As humans, we have a tendency to see cause-and-effect relationships everywhere. This is one of the basic functions of our unconscious mental system. Data that is truly random will be seen as random, but give us data that has even a hint of a pattern and we’ll find it and give it meaning. We just can’t help ourselves. Our brains have evolved over millions of years to do this, so we’re really good at it. We see a duck or a boat in a set of clouds, or the face of Jesus or the Mother Mary in a slice of toast. (There is even a special part of the brain that does nothing but look for faces, so the tendency for the latter to occur is quite common.)
Consider the legend that storks bring babies. One story goes that this legend began in London, England, during either the 16th or 17th century. Poor people in London did not have much money so they tended not to waste it heating their homes unless they had a new baby in the house. Storks liked to nest at houses that had warm roofs. Therefore, houses that had babies also tended to have storks. So the storks must have been involved with the babies. This is known as a spurious correlation error, where we assume two things are correlated with each other when they are really correlated to a third item.
Today, if you look up the legend, you’ll see that there is a lot of cause-and-effect data (rationalizations) for why storks would be associated with babies. The question is, which came first? Are storks really a universal symbol for babies? Or did the English people invent this legend first, and then historians later found other patterns in the data that could support the cause-and-effect relationship conclusion (e.g., storks are associated with love in Roman culture; storks are associated with good luck in Germany and the Netherlands; chimneys are a good way to deliver babies into houses)?
Consider the following example from a recent project. We were asked to perform an analysis of server log data for a large federal client. We did the analysis and presented the analyzed data. Our clients looked at it and could tell us with certainty the cause of the pattern they saw in the analyzed data. (“Oh yes,” they said. “That makes sense that data X went up in August because we did Y in July.”) But there was a problem. Through a programming glitch on their end, we were given only one-third of all of the data to analyze. Once this problem was discovered, we were provided with a full set of data and we reran our analysis. This second analysis produced an entirely different pattern.
Once again it was presented to our client and once again they were able to tell us with equal certainty why the data looked the way that it did this time. (“Oh yes,” they said. “That makes sense that data X went up in June because we did Y in May.”) What they failed to notice was that they were just as certain about the cause-and-effect relationship when looking at one-third of the data. The takeaway from this is that they shouldn’t be certain of their cause-and-effect assumptions when looking at either set of data, but that was a hard thing for them to understand. The cause-and-effect engine is too powerful.
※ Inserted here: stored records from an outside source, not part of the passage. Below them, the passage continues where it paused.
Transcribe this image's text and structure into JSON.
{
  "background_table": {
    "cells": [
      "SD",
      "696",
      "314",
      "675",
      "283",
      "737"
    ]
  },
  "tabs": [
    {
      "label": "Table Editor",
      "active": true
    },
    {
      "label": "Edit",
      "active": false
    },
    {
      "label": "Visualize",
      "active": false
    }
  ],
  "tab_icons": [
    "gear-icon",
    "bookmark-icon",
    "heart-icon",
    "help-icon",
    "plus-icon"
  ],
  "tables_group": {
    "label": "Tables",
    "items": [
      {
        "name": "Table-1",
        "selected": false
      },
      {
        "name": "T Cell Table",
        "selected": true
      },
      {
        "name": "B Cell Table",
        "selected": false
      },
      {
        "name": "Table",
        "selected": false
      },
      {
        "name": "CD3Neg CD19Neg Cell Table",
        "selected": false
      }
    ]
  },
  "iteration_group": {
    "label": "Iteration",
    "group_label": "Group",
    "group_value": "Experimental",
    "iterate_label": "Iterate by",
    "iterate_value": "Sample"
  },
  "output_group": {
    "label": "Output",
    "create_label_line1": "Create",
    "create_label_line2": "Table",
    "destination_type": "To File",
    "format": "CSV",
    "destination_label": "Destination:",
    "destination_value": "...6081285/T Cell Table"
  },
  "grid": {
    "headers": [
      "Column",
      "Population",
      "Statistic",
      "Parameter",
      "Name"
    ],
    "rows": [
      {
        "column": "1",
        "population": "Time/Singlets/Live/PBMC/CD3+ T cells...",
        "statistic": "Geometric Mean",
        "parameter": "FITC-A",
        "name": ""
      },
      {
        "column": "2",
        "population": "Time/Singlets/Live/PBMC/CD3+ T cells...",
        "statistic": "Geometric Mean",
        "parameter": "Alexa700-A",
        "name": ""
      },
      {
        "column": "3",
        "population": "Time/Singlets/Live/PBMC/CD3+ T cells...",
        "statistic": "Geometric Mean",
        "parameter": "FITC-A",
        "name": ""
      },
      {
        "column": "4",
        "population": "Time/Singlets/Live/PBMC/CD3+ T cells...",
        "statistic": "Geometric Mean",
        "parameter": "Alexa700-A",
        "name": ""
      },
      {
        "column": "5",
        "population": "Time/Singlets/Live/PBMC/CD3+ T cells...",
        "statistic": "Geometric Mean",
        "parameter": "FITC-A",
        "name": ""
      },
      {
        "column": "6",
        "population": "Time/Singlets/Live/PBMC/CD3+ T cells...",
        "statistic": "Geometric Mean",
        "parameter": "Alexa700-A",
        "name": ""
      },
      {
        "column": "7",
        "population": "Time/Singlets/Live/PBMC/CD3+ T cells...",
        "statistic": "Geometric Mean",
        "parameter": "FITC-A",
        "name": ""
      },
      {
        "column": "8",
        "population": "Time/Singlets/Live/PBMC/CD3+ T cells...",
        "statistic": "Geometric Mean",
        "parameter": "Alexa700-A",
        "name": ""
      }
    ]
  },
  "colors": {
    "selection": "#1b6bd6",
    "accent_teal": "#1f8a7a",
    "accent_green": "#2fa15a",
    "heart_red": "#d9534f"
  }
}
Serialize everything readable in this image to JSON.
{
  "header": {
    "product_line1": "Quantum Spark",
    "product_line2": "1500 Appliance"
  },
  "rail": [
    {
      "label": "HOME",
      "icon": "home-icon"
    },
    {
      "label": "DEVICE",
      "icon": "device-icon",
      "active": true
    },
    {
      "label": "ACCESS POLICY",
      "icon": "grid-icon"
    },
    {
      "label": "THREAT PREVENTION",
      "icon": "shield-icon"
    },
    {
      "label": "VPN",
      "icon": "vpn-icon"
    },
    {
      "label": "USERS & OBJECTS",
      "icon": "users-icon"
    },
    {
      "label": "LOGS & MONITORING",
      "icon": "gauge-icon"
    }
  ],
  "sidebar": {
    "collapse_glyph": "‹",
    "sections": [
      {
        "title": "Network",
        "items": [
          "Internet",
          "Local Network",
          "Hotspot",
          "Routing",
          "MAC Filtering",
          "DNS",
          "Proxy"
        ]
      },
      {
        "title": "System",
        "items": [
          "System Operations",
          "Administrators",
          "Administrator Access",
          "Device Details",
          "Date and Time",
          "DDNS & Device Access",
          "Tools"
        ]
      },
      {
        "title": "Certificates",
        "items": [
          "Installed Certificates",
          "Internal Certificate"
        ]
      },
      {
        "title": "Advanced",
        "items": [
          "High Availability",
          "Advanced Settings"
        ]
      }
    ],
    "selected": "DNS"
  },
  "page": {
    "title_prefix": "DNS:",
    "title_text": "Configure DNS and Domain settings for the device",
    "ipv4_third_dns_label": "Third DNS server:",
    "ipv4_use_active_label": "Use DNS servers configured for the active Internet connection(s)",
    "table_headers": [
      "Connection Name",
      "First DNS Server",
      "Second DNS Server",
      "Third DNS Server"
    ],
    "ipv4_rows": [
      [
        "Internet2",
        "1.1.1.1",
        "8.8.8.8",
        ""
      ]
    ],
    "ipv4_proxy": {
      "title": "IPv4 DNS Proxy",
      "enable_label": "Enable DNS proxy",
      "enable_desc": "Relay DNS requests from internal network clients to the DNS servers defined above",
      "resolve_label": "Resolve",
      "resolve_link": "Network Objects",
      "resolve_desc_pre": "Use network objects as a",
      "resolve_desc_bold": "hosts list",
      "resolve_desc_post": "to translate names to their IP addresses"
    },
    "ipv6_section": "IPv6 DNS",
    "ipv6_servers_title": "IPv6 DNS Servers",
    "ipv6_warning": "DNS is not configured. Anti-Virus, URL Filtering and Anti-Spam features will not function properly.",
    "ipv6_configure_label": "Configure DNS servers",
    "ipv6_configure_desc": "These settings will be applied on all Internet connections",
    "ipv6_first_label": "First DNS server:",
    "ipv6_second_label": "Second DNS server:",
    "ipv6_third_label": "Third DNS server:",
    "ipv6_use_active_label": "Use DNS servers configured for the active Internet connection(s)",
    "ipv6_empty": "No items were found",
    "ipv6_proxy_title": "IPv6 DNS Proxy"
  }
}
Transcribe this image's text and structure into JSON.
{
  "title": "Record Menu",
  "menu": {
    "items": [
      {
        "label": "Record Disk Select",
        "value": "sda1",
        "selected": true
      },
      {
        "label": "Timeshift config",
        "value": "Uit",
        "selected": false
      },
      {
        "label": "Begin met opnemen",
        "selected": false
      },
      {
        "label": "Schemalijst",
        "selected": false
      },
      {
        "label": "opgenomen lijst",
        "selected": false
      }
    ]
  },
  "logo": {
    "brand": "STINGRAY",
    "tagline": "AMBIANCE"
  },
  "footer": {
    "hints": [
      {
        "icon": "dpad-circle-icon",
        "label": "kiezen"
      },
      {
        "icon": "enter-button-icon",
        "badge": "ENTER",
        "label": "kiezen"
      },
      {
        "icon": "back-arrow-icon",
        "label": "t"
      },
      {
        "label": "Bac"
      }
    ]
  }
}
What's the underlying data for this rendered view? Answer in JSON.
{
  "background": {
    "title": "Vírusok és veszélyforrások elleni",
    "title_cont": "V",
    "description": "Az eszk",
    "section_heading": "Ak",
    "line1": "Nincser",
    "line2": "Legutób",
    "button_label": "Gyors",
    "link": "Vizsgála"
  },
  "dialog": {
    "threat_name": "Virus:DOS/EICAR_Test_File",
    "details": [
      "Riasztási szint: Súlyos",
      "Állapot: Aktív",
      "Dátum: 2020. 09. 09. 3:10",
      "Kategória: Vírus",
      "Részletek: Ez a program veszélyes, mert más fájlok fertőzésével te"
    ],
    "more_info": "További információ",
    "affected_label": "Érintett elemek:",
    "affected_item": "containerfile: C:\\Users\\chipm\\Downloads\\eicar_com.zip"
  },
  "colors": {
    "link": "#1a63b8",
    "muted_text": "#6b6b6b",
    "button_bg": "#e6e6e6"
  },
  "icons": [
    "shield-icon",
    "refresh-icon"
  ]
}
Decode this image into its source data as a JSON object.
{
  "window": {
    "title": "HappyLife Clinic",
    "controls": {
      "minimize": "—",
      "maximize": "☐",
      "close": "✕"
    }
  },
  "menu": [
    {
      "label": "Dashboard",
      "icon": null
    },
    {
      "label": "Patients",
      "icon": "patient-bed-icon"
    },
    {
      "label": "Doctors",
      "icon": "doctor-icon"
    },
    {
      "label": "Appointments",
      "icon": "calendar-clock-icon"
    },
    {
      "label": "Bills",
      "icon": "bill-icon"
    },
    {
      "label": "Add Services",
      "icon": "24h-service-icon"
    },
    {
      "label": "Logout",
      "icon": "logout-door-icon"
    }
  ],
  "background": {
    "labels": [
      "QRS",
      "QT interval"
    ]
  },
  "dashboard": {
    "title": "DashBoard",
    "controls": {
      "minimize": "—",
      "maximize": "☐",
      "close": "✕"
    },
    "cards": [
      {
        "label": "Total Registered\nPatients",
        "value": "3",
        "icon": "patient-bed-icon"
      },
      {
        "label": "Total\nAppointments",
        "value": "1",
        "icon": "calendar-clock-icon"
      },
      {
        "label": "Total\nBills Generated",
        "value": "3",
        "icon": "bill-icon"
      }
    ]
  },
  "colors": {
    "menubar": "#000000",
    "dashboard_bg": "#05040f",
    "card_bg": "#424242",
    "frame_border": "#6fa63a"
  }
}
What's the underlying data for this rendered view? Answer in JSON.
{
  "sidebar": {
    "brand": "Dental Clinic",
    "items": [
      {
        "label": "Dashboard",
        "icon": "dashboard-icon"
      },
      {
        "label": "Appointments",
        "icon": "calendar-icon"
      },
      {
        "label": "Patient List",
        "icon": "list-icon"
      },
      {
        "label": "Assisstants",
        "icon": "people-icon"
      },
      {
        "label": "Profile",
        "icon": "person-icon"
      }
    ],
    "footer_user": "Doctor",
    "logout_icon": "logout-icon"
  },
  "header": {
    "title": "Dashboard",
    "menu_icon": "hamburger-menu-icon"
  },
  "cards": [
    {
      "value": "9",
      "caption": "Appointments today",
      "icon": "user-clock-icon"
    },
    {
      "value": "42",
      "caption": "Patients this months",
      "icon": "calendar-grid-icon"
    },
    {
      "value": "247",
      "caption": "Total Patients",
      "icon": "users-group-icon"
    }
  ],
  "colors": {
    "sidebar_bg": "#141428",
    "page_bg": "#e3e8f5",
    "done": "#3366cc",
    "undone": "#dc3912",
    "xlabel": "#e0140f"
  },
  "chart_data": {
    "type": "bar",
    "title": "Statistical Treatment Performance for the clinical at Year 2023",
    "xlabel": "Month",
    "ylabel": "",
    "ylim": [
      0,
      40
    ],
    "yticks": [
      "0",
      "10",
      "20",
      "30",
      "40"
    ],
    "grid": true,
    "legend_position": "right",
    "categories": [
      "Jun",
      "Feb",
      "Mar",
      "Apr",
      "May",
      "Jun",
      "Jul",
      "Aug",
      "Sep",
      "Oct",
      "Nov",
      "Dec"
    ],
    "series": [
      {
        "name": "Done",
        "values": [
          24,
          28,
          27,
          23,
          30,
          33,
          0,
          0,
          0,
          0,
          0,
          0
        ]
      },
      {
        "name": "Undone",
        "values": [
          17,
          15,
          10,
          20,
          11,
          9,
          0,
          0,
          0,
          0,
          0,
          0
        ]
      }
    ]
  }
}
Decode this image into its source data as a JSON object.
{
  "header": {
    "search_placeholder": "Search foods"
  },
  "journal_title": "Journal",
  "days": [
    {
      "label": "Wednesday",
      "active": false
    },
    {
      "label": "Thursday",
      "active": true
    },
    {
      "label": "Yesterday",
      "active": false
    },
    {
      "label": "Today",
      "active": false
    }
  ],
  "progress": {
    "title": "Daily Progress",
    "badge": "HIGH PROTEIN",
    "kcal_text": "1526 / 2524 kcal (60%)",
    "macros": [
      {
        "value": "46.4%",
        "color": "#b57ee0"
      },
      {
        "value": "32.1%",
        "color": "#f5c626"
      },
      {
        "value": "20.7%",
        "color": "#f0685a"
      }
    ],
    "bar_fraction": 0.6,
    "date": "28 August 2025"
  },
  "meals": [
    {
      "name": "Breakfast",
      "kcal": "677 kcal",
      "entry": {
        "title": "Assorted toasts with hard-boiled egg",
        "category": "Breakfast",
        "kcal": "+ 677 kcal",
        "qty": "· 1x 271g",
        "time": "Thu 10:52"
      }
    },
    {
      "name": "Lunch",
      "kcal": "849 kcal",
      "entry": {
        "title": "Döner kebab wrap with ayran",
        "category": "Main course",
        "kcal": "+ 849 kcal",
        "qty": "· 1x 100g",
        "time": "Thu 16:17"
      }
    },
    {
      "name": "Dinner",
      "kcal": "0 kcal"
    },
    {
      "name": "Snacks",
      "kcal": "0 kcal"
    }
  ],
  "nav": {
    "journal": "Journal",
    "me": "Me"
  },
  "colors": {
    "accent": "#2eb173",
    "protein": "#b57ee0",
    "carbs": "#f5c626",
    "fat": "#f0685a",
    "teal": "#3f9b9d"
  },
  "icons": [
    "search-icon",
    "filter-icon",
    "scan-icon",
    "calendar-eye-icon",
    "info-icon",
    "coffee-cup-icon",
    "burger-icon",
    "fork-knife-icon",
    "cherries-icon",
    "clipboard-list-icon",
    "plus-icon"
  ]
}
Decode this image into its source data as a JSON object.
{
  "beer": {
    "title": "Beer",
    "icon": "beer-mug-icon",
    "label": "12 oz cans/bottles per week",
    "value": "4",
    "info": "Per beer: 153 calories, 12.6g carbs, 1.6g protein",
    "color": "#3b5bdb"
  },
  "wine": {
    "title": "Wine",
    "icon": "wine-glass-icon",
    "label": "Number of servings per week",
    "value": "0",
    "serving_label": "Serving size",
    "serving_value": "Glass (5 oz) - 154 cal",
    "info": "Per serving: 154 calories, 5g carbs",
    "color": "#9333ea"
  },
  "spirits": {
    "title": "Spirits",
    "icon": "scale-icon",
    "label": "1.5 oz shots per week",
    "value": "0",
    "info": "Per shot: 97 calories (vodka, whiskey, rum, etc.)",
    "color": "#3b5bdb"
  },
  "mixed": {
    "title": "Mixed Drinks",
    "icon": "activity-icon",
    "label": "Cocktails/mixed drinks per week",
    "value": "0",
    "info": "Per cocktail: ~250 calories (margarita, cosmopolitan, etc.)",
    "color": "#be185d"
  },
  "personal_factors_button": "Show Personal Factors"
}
When collecting data in a usability evaluation, these false cause-and-effect assumptions occur all too frequently. We (and more importantly, our clients) look for, see, and convince ourselves that we know the cause-and-effect relationship that generated the data we collect or the behavior we observe. We need to recognize that these “findings” are automatic and unconscious thought processes that we cannot take at face value. We need to corroborate these automatic assumptions somehow. We need to consider alternative, maybe mundane, hypotheses for this data pattern and make sure they’re not just as plausible. We need to use solid psychological constructs and past experience to support or dispute our assumptions. After all, anyone can collect data. It is our responsibility as professionals to properly interpret it.